First day of the rest of my life, and I cannot sleep. Actually, that sentence sums up the last five or so years of my life pretty well. But tonight – or rather, this morning – I have a good reason for not being able to sleep.
I am finally graduating.
After seven long years, I am finally graduating from Ryerson University. Final grades in what was hopefully my last semester of my undergraduate career were published very early this morning (1:15 AM) and after finding out that I’ve passed all my courses, I was just so happy that I couldn’t sleep. I am finally graduating! It feels so surreal. It seems too good to be true. I have been in school for so long, this feeling of being free, it doesn’t seem real. My graduation status on RAMSS is still stuck on “In Review – Pending final grades” but considering my final grades are all above the 2.0 GPA requirement – low expectations, I know, especially for a first generation Chinese immigrant young adult, but when you’ve been studying for your undergraduate degree for so long, grades start to not matter, and all you want is out – graduation might actually happen. I might actually be free.
I know, it sounds like I hated my time at Ryerson but that’s absolutely not true. I was so involved at extracurricular activities at Ryerson – whether that be Commerce Times, RU Student Life, TEDxRyersonU, Ryerson Marketing Association – I loved being a part of the student life there. The more I got involved, the more I appreciated what Ryerson had to offer as a community.
But, with that said, I hated that I was still there for so long. It felt like I was stuck there. Yet I know that it was entirely my fault for not studying harder in my first three years to push myself to graduate. It wasn’t that I didn’t want to get involved in extracurricular activities in my first year – Twitter didn’t even exist when I first started studying at Ryerson, so we all relied on email newsletters back then – but it was more the fact that I didn’t care for my program, and I didn’t care for getting a Bachelor’s degree. Of course, a lot has changed since then. I took a year off in my second year, and came back with the aim to switch programs, even knowing I was almost done getting all the credits for my previous program (Information Technology Management). The idea was, if you’re not passionate in what you’re studying, then why study it? Why graduate with a degree that you hate, or a degree that you’ll receive by the skin of your teeth?

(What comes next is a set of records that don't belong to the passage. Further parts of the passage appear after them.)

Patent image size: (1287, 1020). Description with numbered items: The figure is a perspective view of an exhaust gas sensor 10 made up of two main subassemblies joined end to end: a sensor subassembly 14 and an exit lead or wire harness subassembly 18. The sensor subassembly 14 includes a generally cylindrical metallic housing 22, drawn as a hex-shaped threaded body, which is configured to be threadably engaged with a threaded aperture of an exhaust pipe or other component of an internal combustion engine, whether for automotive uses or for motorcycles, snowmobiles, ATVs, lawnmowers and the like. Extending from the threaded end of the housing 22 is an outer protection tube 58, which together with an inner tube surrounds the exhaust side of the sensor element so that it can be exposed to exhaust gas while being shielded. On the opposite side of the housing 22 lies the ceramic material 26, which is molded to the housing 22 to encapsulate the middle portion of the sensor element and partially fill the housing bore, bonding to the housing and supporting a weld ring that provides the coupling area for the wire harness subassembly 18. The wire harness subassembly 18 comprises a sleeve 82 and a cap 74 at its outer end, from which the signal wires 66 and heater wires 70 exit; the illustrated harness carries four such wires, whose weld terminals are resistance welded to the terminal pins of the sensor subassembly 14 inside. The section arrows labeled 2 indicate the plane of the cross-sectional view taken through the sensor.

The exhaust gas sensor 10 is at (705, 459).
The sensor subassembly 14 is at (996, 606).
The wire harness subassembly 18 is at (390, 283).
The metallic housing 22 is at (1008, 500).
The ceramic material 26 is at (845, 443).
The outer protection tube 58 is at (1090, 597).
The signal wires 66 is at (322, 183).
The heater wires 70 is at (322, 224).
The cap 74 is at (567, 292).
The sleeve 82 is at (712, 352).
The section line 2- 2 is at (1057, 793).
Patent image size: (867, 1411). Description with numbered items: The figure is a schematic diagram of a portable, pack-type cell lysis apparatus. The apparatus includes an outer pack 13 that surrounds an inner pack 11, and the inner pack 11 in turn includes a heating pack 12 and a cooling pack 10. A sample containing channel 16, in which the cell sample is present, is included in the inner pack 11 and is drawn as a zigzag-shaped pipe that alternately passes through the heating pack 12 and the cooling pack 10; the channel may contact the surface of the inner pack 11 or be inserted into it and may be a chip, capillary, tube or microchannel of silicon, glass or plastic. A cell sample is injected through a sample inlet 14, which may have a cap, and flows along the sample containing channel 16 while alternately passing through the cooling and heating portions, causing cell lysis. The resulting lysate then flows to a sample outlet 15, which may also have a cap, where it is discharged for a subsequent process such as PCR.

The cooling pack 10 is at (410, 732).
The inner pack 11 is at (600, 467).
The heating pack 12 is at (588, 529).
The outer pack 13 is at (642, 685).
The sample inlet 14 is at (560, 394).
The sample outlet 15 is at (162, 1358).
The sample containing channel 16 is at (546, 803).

So flash forward some years, and here I am, finally graduating. If I were to put together a line graph documenting my grades from September 2007 until now, you’d know a pattern of slowly rising grades. I can’t say that I’m proud of myself in achieving such improvement because I know I can do better. I am an overachiever at heart, and just looking at some of the grades I received during the 2007 and 2008 semesters make me wince.
But anyhow. It’s all over. “It’s done.” “Yes, Mr. Frodo, it’s over now.” The rest of my life journey is finally beginning.
Also, about this blog, if you’ve noticed that all the previous entries are gone, it’s because I had gone and deleted them all while restarting this new blog. While there were some entries I would have liked to keep, I liked the idea of starting completely anew at a time while I’m also starting a new stage of my life. It just makes more sense. Maybe I’ll import those old blog posts later in the future, but at the moment, I think just having this first one, on this certain day will do.
P.S. That unknowing fool in the featured photo above? That’s me back in August 2007, standing in Ryerson University’s Ted Rogers School of Management building – which was still standing in its first year since being built, if I’m recalling correctly – not realizing that she would be spending an agonizingly long time to graduate. It was such a long time ago, flared jean bottoms were still fashionable.